How can you judge an athlete by their personality? If they try as hard as they possibly can on the field and don't punch out any of their teammates or discharge firearms in strip clubs, what difference does it make if they're polite or salty or cocky? The Cardinals gave Fitzgerald a big contract extension last summer and told Boldin he'd have to wait. Is Fitzgerald that much of a better player than Boldin? I think they're both great. And part of what makes them work so well together as teammates, I'm willing to speculate, is their differences in temperment.

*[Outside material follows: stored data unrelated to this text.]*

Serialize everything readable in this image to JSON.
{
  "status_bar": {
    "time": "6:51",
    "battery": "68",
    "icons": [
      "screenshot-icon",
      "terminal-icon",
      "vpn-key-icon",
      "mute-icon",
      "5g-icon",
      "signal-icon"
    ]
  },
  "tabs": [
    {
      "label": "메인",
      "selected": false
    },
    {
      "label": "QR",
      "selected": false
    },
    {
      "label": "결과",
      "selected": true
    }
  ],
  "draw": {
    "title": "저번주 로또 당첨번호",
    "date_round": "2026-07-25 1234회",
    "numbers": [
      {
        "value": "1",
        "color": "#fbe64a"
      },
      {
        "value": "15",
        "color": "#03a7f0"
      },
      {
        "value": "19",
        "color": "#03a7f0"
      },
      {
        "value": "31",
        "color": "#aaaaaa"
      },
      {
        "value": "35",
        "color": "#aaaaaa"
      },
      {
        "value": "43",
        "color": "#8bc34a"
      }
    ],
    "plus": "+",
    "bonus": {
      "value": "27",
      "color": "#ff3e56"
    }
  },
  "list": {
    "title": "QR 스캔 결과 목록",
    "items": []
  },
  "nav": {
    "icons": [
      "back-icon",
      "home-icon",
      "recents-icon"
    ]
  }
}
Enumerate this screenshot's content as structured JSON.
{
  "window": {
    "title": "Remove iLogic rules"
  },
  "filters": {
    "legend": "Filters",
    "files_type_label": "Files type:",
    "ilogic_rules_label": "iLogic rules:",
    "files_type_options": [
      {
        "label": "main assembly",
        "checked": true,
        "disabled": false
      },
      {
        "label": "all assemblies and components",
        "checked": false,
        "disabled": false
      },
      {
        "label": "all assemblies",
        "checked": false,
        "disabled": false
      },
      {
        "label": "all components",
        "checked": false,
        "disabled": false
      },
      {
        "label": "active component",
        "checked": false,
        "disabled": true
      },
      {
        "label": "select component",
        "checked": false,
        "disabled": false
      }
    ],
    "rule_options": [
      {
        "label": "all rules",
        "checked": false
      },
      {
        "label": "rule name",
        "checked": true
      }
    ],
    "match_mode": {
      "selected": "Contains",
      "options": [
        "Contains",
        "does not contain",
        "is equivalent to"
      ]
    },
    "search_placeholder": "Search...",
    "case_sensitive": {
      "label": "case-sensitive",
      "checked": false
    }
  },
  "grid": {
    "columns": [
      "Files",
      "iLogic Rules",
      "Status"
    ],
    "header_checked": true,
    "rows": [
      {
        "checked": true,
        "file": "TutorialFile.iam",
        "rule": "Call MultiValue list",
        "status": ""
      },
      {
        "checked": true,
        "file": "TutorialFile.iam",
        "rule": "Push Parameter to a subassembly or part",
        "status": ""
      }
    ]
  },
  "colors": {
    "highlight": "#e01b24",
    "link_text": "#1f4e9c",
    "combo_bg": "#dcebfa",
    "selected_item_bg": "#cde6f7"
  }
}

Jack Johnson was arrested and exiled basically because he was an uppity black who liked the company of white women. He refused to hold his head down when in the presence of whites, and he drove his sports cars and wore his fur coats as if no one else's opinion mattered. He was light-years ahead of his time. And he was absolutely right -- you're not free if you have to behave the way someone else chooses at certain times. You're not free if you can't have consensual adult relations with the adults you want to, and you're not free if to be accepted you have to dress or speak in a certain way.
I say this all the time -- how many civil rights movements do we need to have? Once upon a time only the nobility really counted as people. Then there was some incremental progress and it was white landholders. Then it was all white men. Gradually, slowly, the world began to warm to the fact women are people as well. Then the blacks, then the immigrants, then the gays... why do we have to keep repeating this process? What's wrong with our society that this simple concept, which is in all of our founding documents in case anyone needs a refresher, keeps having to be debated generation after generation?
We're all just folks, people. Black, white, Arab, Jew, bisexual, Communist, Mormon, what have you, let's all put our differences aside for this weekend and watch B.J. Penn clean Georges St. Pierre's clock, followed by the Cardinals upsetting the Steelers. Thank you.